La Coronación Canónica fue concedida mediante una Bula Pontificia de Juan Pablo II, un reconocimiento que vino a confirmar la enorme devoción que despierta la dolorosa en Sevilla y más allá de sus fronteras. Desde entonces, aquella jornada se ha convertido en uno de los acontecimientos más recordados del patrimonio espiritual y sentimental de la corporación. La devoción trianera vuelve a ponerse de manifiesto en una celebración cargada de simbolismo.

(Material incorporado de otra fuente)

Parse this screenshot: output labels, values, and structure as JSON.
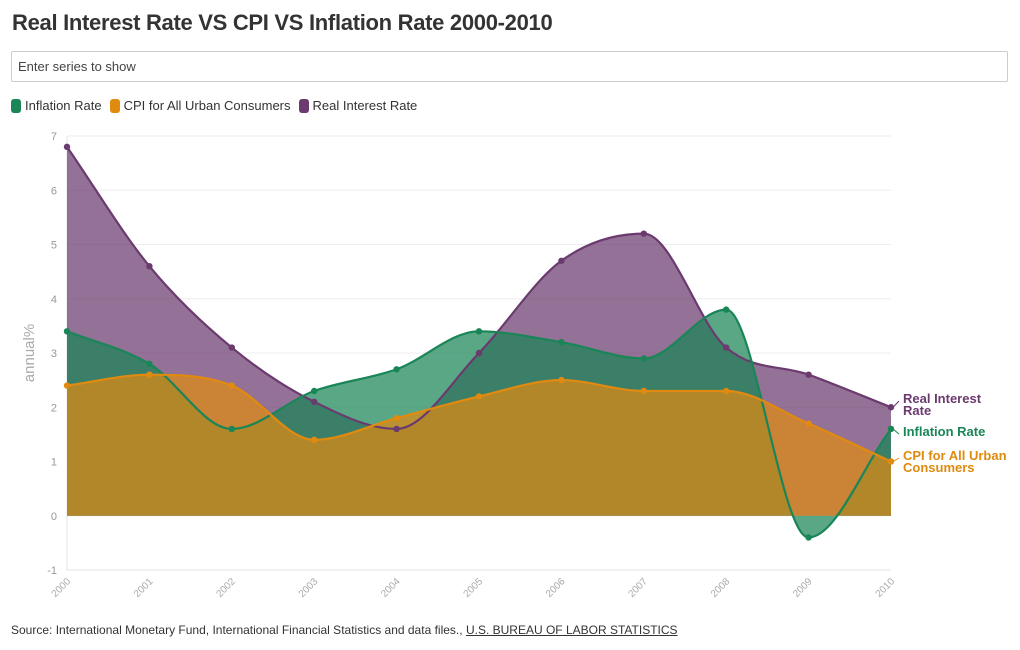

Para esta conmemoración, la Virgen estrena un nuevo manto diseñado por Gonzalo Navarro y ejecutado por los talleres de Hermanas Rama. La pieza ha sido realizada en hilo de oro fino sobre terciopelo turquesa y toma como referencia las corrientes artísticas de finales del siglo XVIII y comienzos del XIX. El diseño combina elementos propios del Barroco tardío y del Academicismo, dando lugar a una composición de gran riqueza estética que amplía el patrimonio textil de la hermandad. El nuevo manto se convierte en el gran protagonista de esta celebración extraordinaria.
La obra destaca por su inspiración en modelos históricos de la bordadura clásica, reinterpretados con una personalidad propia que busca mantener el diálogo entre tradición y creación contemporánea. Su incorporación en una fecha tan señalada para la corporación añade un valor simbólico adicional a una pieza llamada a ocupar un lugar destacado dentro del ajuar de la dolorosa. La riqueza artística del diseño refuerza el carácter solemne de la efeméride.
Junto al nuevo manto, la Virgen luce la saya estrenada con motivo del LXV aniversario de la proclamación del Dogma de la Asunción. La pieza fue confeccionada en el taller de Manuel Solano, también bajo diseño de Gonzalo Navarro, y forma parte de un mismo planteamiento artístico ideado por el hermano Ignacio Sánchez Rico. Una propuesta conjunta que busca ofrecer unidad estética al conjunto de bordados.
Entre los aspectos más llamativos de esta saya destaca su innovador soporte, elaborado a partir de un fondo bordado en hilo de plata enriquecido con lentejuelas y canutillos. Esta técnica sustituye a los tejidos tradicionales utilizados habitualmente en este tipo de piezas, aportando una imagen singular y una notable riqueza ornamental. La originalidad técnica convierte a la obra en una de las más singulares de su categoría.
El conjunto se completa con la conocida toca de sobremanto denominada “de los volantes”, realizada íntegramente mediante encaje de bolillos en hilo de oro fino por el artesano Alfonso Aguilar. La pieza combina diferentes modalidades de encaje, ofreciendo un elaborado trabajo artesanal que aporta movimiento y elegancia al exorno de la imagen. La delicadeza del encaje contribuye a realzar aún más la presencia de la dolorosa.
Sobre sus sienes destaca también la corona de la Coronación Canónica de 1984, realizada en oro por Francisco Fernández y Juan Borrero para aquella histórica celebración. Más de cuatro décadas después, esta presea continúa siendo uno de los elementos patrimoniales más representativos de la hermandad y un símbolo permanente del cariño y la devoción que los hermanos profesan a la Virgen de la Esperanza. Un símbolo de fe que vuelve a ocupar un lugar central en una jornada de especial significado para Triana.